Another argument supporting brand affiliation is the innovative capacity which a brand should possess. This does not mean that the large hotel groups and brands lie at the forefront of innovation. On the contrary, some of the best recent innovations in the hotel industry (certainly in Europe) originate from small regional market players (this is one of the reasons why some of the bigger hotel groups have taken a financial stake in companies which created a niche product e.g. AccorHotels partnering with 25hours Hotels). However, monitored over a longer period, a high probability exists that a global brand, supported by its financial resources, has the necessary means to be innovative.

15. Franchisor’s support

Due to the growing competition in the franchise landscape and the fact that franchisees are often seen as strategic partners to expand the hotel groups’ presence in the market, some franchisors have realised that it is not sufficient just to have a strong brand to offer but that in some cases franchisees also need financial support to realise their projects. Some franchisors are willing to provide such support via key money. This can for one be the final criteria which leads the franchisee to select the respective franchisor over other possible players in the market. Furthermore, the operator can use this key money to help finance the pre-opening budget or use the funds as a contribution to the FF&E. Of course, such financial support is generally only provided for projects which are of strategic importance to the franchisor and where it can be assured that this money would be amortised rather quickly via future franchise fees and charges. Another support for the franchisee can come in the form of providing a financial guarantee to the owner (for example for a lease contract). Such guarantees require a certain capital base and credit-worthiness which some franchisees i.e. white label operators don’t always possess. In this case, it can be helpful to have a large international hotel group at your side.

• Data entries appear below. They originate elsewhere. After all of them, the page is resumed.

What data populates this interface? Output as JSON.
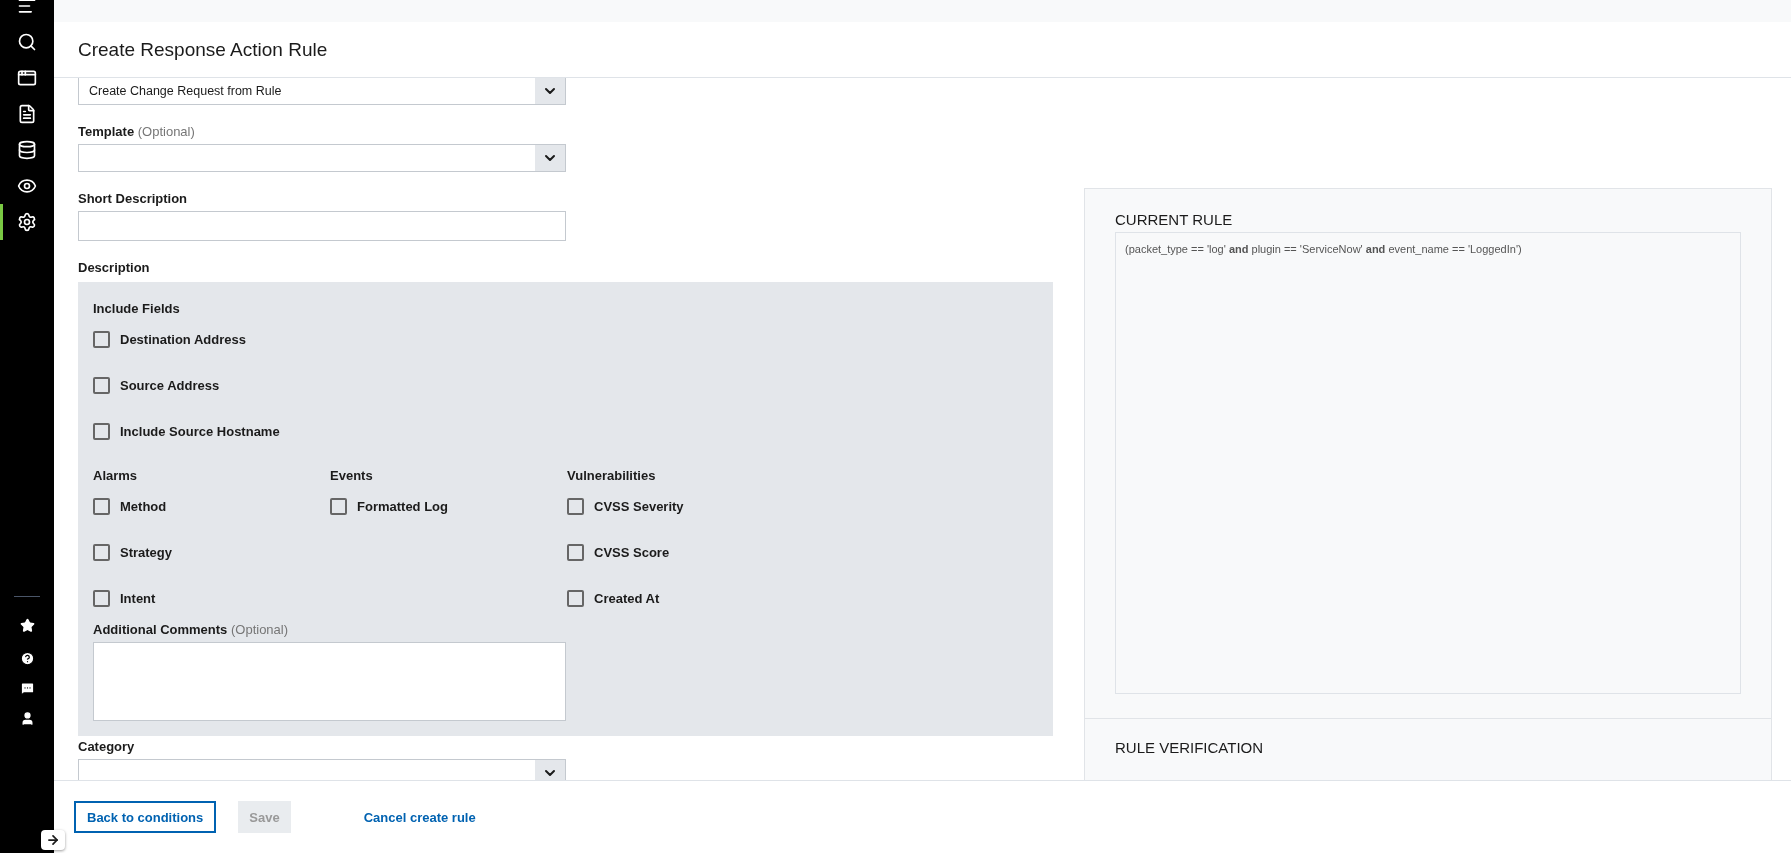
{
  "sidebar": {
    "items": [
      {
        "selected": false
      },
      {
        "selected": false
      },
      {
        "selected": false
      },
      {
        "selected": false
      },
      {
        "selected": false
      },
      {
        "selected": false
      },
      {
        "selected": true
      }
    ]
  },
  "header": {
    "title": "Create Response Action Rule"
  },
  "form": {
    "action": {
      "value": "Create Change Request from Rule"
    },
    "template": {
      "label": "Template",
      "optional": "(Optional)"
    },
    "short_description": {
      "label": "Short Description"
    },
    "description": {
      "label": "Description",
      "include_fields": {
        "heading": "Include Fields",
        "options": [
          {
            "label": "Destination Address",
            "checked": false
          },
          {
            "label": "Source Address",
            "checked": false
          },
          {
            "label": "Include Source Hostname",
            "checked": false
          }
        ]
      },
      "groups": [
        {
          "heading": "Alarms",
          "options": [
            {
              "label": "Method",
              "checked": false
            },
            {
              "label": "Strategy",
              "checked": false
            },
            {
              "label": "Intent",
              "checked": false
            }
          ]
        },
        {
          "heading": "Events",
          "options": [
            {
              "label": "Formatted Log",
              "checked": false
            }
          ]
        },
        {
          "heading": "Vulnerabilities",
          "options": [
            {
              "label": "CVSS Severity",
              "checked": false
            },
            {
              "label": "CVSS Score",
              "checked": false
            },
            {
              "label": "Created At",
              "checked": false
            }
          ]
        }
      ],
      "additional_comments": {
        "label": "Additional Comments",
        "optional": "(Optional)"
      }
    },
    "category": {
      "label": "Category"
    }
  },
  "current_rule": {
    "title": "CURRENT RULE",
    "rule": "(packet_type == 'log' **and** plugin == 'ServiceNow' **and** event_name == 'LoggedIn')"
  },
  "rule_verification": {
    "title": "RULE VERIFICATION"
  },
  "footer": {
    "buttons": [
      {
        "label": "Back to conditions",
        "kind": "outline",
        "disabled": false
      },
      {
        "label": "Save",
        "kind": "filled",
        "disabled": true
      },
      {
        "label": "Cancel create rule",
        "kind": "link",
        "disabled": false
      }
    ]
  }
}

Surely, there are many other reasons for choosing to brand a hotel. Possibly in another article a similar amount of points will be documented speaking against branding. There is no generic answer to the question “Brand – yes or no?”. The author’s aim is to show that there are many good reasons to choose brand affiliation. Each hotel project will have distinctive characteristics which will influence the decision and the pros and cons need to be analysed and weighed before deciding which option will work best. Some of the key influencing factors are the respective location and market dynamics in which the project is situated. A developer should also consider their exit strategy and how it will be impacted by the decision. Additionally, the topic of self-actualisation and strategic outlook may also need to be considered. Besides choosing brand affiliation or no brand, the option also exists to create one’s own brand. Although this is not an easy path to take, if successful, one can create an additional value whereas with franchising one is contributing to enhancing a brand of a third party.